23/02/2011 na edição 630

A proibição da entrada de jornalistas estrangeiros na Líbia dificulta a cobertura dos protestos contra o regime e a onda de repressão iniciada pelo governo de Muammar Gaddafi. A rede pública britânica BBC é um dos únicos veículos internacionais com um correspondente na capital, Trípoli, onde prédios do governo e da TV estatal foram atacados esta semana. Muitas organizações de mídia ocidentais – incluindo a agência de notícias Associated Press e os jornais Daily Telegraph e Guardian – tiveram restrições para trabalhar em países vizinhos, como o Egito. Em uma declaração na TV estatal, o filho de Gaddafi, Saif al-Islam, disse que a mídia internacional teria inflacionado a escala dos atentados e que o Exército da Líbia poderia ‘erradicar’os inimigos do Estado.

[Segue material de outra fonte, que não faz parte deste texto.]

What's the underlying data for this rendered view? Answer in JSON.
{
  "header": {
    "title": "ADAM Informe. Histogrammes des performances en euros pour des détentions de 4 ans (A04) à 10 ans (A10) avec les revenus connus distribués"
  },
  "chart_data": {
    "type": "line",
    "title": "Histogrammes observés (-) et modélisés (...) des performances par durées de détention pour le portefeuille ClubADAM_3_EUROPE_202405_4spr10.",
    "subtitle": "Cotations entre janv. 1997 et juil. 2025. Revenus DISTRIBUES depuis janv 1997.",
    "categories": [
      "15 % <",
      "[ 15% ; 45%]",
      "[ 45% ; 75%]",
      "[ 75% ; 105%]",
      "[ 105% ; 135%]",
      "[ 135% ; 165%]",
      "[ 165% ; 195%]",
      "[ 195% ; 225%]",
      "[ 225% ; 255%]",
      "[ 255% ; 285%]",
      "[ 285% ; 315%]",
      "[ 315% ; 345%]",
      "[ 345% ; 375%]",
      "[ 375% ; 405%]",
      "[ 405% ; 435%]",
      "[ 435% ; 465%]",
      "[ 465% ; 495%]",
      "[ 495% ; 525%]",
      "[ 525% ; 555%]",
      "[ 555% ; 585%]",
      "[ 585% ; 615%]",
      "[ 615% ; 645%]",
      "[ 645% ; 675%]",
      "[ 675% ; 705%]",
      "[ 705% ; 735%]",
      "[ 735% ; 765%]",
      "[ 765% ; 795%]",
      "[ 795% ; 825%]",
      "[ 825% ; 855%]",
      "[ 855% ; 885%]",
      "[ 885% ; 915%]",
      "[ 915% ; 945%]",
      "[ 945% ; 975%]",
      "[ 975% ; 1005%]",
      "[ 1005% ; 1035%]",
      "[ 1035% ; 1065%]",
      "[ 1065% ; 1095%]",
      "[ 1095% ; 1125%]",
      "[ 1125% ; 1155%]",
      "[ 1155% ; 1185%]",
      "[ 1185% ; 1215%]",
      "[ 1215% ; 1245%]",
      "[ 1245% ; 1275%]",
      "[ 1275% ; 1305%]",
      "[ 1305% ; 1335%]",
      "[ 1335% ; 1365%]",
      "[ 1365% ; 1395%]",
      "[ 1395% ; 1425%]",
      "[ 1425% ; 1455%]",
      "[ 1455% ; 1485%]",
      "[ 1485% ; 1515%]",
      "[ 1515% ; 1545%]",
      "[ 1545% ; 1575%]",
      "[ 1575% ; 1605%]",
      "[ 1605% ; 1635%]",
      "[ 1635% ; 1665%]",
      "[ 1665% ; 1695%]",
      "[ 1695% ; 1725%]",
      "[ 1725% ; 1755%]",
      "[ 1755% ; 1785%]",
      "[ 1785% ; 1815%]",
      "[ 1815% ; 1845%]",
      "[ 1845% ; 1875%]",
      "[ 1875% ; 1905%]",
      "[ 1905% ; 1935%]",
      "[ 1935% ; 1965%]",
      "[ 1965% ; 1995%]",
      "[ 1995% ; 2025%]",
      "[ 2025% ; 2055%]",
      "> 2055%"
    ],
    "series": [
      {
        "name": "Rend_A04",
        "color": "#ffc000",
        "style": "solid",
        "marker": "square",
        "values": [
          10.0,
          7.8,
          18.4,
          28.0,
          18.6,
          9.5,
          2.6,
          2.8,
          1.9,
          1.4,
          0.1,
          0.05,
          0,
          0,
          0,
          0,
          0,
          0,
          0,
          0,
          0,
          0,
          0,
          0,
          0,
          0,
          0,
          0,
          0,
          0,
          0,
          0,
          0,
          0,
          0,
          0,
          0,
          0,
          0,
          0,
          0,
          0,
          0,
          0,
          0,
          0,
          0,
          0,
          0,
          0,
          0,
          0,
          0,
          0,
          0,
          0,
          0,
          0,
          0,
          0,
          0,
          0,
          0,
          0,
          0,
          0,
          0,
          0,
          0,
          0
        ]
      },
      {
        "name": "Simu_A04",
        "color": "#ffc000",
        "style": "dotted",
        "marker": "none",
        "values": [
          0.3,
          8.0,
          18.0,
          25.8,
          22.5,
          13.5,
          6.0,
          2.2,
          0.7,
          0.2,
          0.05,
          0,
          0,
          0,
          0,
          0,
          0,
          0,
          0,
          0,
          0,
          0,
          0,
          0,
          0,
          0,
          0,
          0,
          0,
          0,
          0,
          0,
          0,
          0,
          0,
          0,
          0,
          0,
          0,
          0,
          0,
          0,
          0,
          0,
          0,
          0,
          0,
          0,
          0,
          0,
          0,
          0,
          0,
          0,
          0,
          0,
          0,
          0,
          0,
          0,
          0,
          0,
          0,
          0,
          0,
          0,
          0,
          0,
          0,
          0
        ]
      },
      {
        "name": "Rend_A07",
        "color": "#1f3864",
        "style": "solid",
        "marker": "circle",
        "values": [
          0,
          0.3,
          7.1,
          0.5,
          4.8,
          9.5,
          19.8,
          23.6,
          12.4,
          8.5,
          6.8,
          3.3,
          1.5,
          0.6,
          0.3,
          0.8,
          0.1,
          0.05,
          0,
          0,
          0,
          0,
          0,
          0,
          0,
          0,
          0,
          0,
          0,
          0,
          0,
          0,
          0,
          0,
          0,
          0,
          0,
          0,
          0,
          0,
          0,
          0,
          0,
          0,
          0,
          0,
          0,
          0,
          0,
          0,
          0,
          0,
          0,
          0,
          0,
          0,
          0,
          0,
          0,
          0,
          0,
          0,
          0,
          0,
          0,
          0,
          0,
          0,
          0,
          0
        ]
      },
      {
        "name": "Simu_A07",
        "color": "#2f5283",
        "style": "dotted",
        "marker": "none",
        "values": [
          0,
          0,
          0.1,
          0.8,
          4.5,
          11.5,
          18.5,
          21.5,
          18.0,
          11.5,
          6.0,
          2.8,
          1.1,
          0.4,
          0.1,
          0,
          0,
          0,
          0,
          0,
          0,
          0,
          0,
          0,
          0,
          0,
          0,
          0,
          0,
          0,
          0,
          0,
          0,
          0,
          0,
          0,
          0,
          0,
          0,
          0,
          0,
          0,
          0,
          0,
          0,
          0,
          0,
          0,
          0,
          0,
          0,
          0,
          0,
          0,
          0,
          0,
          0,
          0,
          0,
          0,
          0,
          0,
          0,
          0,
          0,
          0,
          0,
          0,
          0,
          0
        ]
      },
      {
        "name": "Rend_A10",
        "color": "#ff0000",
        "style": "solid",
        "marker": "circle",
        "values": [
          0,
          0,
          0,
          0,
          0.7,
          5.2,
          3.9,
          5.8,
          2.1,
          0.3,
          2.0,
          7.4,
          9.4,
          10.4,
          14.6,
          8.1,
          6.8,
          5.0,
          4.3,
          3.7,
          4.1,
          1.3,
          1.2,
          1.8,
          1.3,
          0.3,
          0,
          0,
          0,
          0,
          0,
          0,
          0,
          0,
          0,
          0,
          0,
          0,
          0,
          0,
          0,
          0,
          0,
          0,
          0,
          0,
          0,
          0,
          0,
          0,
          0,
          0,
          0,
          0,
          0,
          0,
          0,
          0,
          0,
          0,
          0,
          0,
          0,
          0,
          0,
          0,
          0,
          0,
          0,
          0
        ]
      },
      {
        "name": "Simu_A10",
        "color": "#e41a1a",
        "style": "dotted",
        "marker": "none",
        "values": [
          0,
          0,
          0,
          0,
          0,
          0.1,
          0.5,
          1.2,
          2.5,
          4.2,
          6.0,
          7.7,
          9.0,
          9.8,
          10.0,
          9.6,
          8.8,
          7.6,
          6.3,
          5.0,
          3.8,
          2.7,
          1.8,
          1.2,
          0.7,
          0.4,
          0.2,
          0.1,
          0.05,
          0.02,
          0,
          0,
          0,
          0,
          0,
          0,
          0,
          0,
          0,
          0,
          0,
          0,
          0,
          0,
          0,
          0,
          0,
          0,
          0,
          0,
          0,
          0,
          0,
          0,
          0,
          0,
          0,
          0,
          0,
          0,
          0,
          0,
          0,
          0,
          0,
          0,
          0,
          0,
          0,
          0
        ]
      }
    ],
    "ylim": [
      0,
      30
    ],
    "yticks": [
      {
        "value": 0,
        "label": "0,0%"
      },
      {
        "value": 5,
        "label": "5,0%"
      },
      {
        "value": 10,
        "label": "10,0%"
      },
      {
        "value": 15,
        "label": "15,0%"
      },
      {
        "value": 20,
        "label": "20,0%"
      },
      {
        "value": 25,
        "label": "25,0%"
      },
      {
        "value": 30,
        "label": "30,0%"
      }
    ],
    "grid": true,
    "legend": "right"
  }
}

Na medida em que protestos antigoverno intensificaram-se contra o regime de 41 anos de Gaddafi, repórteres de jornais e emissoras em todo o mundo, incluindo a ITV News e o New York Times, rumaram em direção à região fronteiriça do Egito com o Líbano. Ashraf Khali, correspondente freelancer do Wall Street Journal no Cairo, declarou no Twitter que a mídia internacional segue em em massa para a fronteira da Líbia com o Egito e espera apenas a abertura das entradas.

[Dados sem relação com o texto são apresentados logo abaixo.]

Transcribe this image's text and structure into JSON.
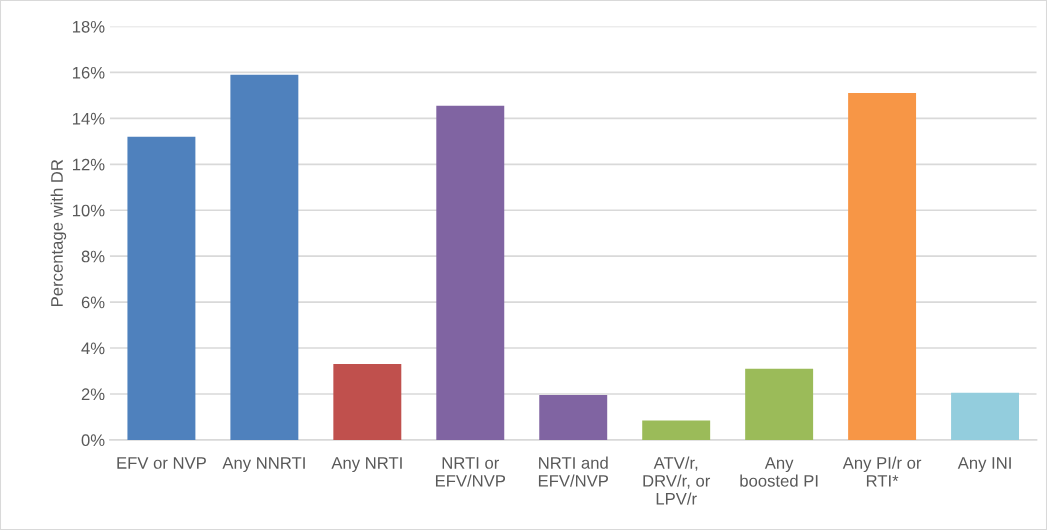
{
  "chart_data": {
    "type": "bar",
    "ylabel": "Percentage with DR",
    "categories": [
      "EFV or NVP",
      "Any NNRTI",
      "Any NRTI",
      "NRTI or\nEFV/NVP",
      "NRTI and\nEFV/NVP",
      "ATV/r,\nDRV/r, or\nLPV/r",
      "Any\nboosted PI",
      "Any PI/r or\nRTI*",
      "Any INI"
    ],
    "values": [
      13.2,
      15.9,
      3.3,
      14.55,
      1.95,
      0.85,
      3.1,
      15.1,
      2.05
    ],
    "colors": [
      "#4f81bd",
      "#4f81bd",
      "#c0504d",
      "#8064a2",
      "#8064a2",
      "#9bbb59",
      "#9bbb59",
      "#f79646",
      "#93cddd"
    ],
    "ylim": [
      0,
      18
    ],
    "yticks": [
      {
        "value": 0,
        "label": "0%"
      },
      {
        "value": 2,
        "label": "2%"
      },
      {
        "value": 4,
        "label": "4%"
      },
      {
        "value": 6,
        "label": "6%"
      },
      {
        "value": 8,
        "label": "8%"
      },
      {
        "value": 10,
        "label": "10%"
      },
      {
        "value": 12,
        "label": "12%"
      },
      {
        "value": 14,
        "label": "14%"
      },
      {
        "value": 16,
        "label": "16%"
      },
      {
        "value": 18,
        "label": "18%"
      }
    ],
    "grid": "y"
  }
}
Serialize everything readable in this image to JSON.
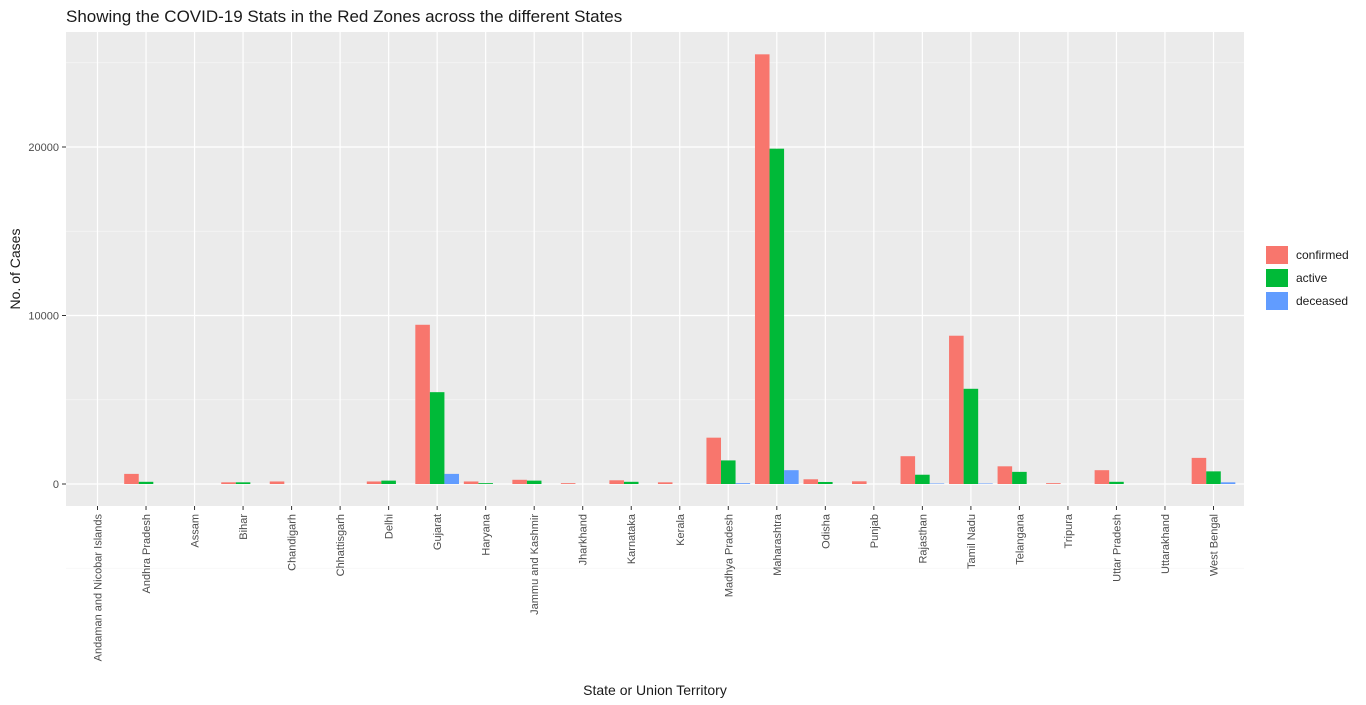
{
  "chart_data": {
    "type": "bar",
    "title": "Showing the COVID-19 Stats in the Red Zones across the different States",
    "xlabel": "State or Union Territory",
    "ylabel": "No. of Cases",
    "ylim": [
      -1300,
      27000
    ],
    "yticks": [
      0,
      10000,
      20000
    ],
    "ytick_labels": [
      "0",
      "10000",
      "20000"
    ],
    "grid": true,
    "legend_position": "right",
    "categories": [
      "Andaman and Nicobar Islands",
      "Andhra Pradesh",
      "Assam",
      "Bihar",
      "Chandigarh",
      "Chhattisgarh",
      "Delhi",
      "Gujarat",
      "Haryana",
      "Jammu and Kashmir",
      "Jharkhand",
      "Karnataka",
      "Kerala",
      "Madhya Pradesh",
      "Maharashtra",
      "Odisha",
      "Punjab",
      "Rajasthan",
      "Tamil Nadu",
      "Telangana",
      "Tripura",
      "Uttar Pradesh",
      "Uttarakhand",
      "West Bengal"
    ],
    "series": [
      {
        "name": "confirmed",
        "color": "#F8766D",
        "values": [
          0,
          600,
          0,
          100,
          150,
          0,
          150,
          9450,
          150,
          250,
          50,
          220,
          100,
          2750,
          25500,
          280,
          160,
          1650,
          8800,
          1050,
          50,
          820,
          0,
          1550
        ]
      },
      {
        "name": "active",
        "color": "#00BA38",
        "values": [
          0,
          130,
          0,
          100,
          0,
          0,
          200,
          5450,
          50,
          200,
          0,
          130,
          0,
          1400,
          19900,
          120,
          0,
          550,
          5650,
          720,
          0,
          130,
          0,
          750
        ]
      },
      {
        "name": "deceased",
        "color": "#619CFF",
        "values": [
          0,
          0,
          0,
          0,
          0,
          0,
          0,
          600,
          0,
          0,
          0,
          0,
          0,
          50,
          820,
          0,
          0,
          30,
          30,
          0,
          0,
          0,
          0,
          100
        ]
      }
    ]
  }
}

A ITN, que produz o ITV News e o Channel 4 News, enviou oito pessoas para a fronteira, entre elas a editora internacional do Channel 4 News, Lindsey Hilsum, e o correspondente sênior da ITV News James Mates. ‘Nossas redações estão trabalhando com fontes locais na Líbia para nos ajudar a cobrir esta grande pauta internacional. Operacionalmente, enquanto não pudermos entrar na Líbia, estamos comprometidos a fornecer uma extensa cobertura para nossos telespectadores’, afirmou a porta-voz da ITN.

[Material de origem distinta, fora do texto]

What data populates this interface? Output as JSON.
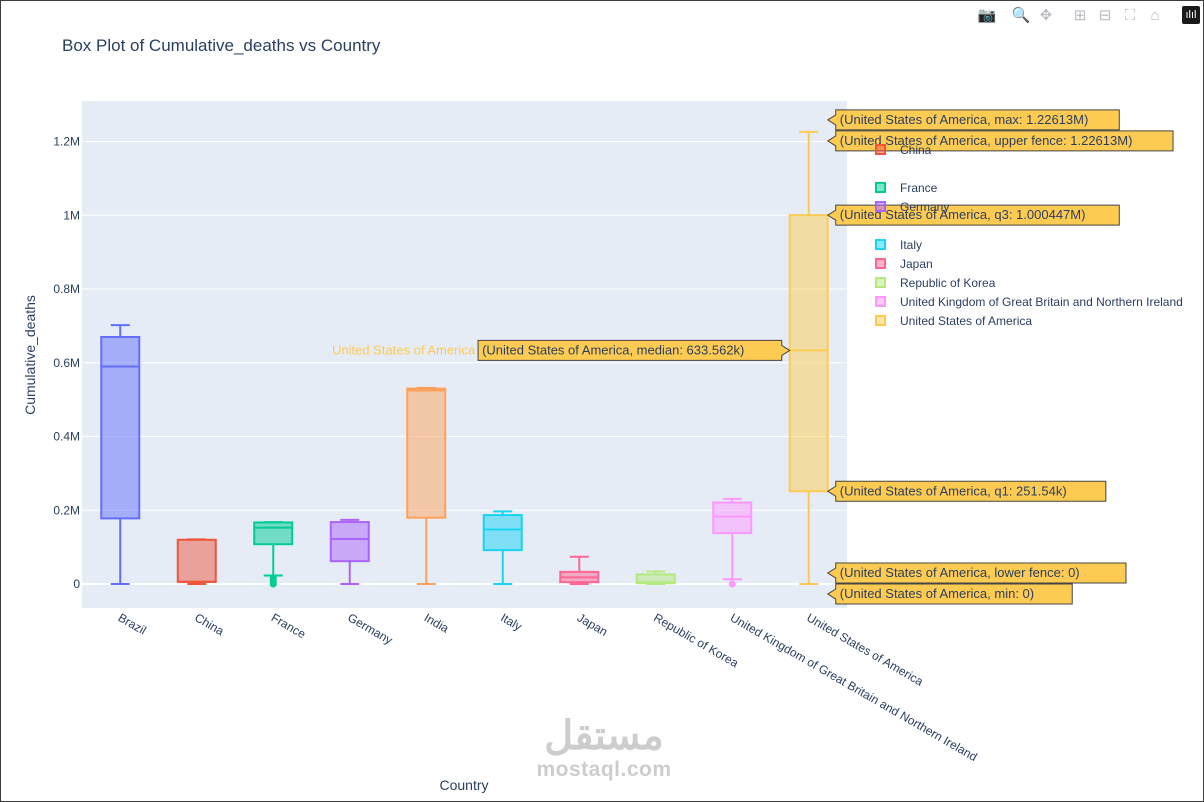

Segundo Jon Williams, editor de notícias mundiais da BBC, a rede ainda conta com pessoas in loco para obter informações. ‘Os relatos deles por telefone – geralmente acompanhados de sons de morteiros e tiros – são vívidos. Entretanto, inevitavelmente, significa que não podemos checar as notícias e, por isso, não as apresentamos como fatos, e sim como alegações’, conta.


De acordo com Heather Blake, diretora da organização Repórteres Sem Fronteiras no Reino Unido, a mídia internacional está quase invisível na Líbia, onde ataques a jornalistas locais aumentaram nos últimos dias. ‘No Egito, fomos inundados com telefonemas da mídia internacional sobre prisões e ataques, mas, na Líbia, não houve contato da mídia internacional. Estamos em contato com familiares de jornalistas líbios que foram presos no final de semana e ainda estão desaparecidos. Não temos representantes na Líbia porque não dá para promover a liberdade de imprensa e não ser detido ou morto’. Informações de Josh Halliday [The Guardian, 21/2/11].